Mi diceva che aveva cambiato lavoro. Ora faceva il revisore contabile...proprio dei dati di bilancio! Appena sentii la novità fui felice. Aveva finalmente trovato la forza per abbandonare quel posto marcio. Ma subito mi scese l'entusiasmo. Mi diceva che si era trovato male, che avrebbe abbandonato il nuovo posto i lavoro e che non aveva più entrate per mantenersi a Milano.
Soffrii molto per quella notizia, mi spiaceva così tanto per quel suo fallimento. Decisi di rincontrarlo.

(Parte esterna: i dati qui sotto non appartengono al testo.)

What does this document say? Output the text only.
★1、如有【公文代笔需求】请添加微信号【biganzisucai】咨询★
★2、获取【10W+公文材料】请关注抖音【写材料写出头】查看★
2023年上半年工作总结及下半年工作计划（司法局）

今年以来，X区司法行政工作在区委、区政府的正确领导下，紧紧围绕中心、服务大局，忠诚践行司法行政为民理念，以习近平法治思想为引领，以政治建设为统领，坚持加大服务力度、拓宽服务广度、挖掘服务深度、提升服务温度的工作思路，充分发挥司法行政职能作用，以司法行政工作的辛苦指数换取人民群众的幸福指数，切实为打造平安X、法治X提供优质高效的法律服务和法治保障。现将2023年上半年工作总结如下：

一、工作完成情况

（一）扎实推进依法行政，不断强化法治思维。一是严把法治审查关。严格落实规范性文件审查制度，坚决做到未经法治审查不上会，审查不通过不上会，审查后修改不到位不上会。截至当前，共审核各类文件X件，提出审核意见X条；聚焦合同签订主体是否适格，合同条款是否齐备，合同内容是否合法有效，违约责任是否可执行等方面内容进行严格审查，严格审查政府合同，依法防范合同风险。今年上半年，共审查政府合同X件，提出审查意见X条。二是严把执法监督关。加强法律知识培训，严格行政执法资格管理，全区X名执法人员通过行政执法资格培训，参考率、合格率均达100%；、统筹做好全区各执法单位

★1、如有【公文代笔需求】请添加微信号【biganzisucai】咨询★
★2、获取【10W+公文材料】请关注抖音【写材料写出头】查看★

Quando lo vidi era triste e perso. Mi diceva di come si fosse trovato male coi colleghi. Non lo avevano accolto tra loro. E quel contesto di isolamento pure sul lavoro lo distruggeva. Non parlare con nessuno, non farlo ne a casa ne a lavoro era per lui insostenibile. Almeno nell'altro posto poteva confrontarsi con gli altri ragazzi che più o meno erano nella sua stessa situazione. Così aveva già lasciato il suo tanto agognato posto da revisore e si stava preparando a lasciare pure Milano.
Mi incontrò però principalmente per chiedermi un consiglio: aveva sentito che se voleva poteva tornare sul primo luogo di lavoro...gliel'aveva detto il responsabile, mentre torto e grifagno trangugiava una cotoletta di vitello fritta (il suo piatto preferito), con questa frase: "Angelo può tornare".
Io gli dissi subito di no! Di ricordarsi come lo buttava giù quell'ambiente, l'alienazione del lavoro, la falsità dei rapporti che si era creata in quell'ambiente e il peso che il capo metteva su tutti noi.
Lo salutai così, dicendogli che gli sarebbe convenuto riposarsi un po' per poi ripartire carico, finalmente con lo scopo di realizzarsi professionalmente.
Però mi sembrava stanco e perso.
Infatti, l'ultima frase che mi disse fu: "Il mio tempo qui è finito".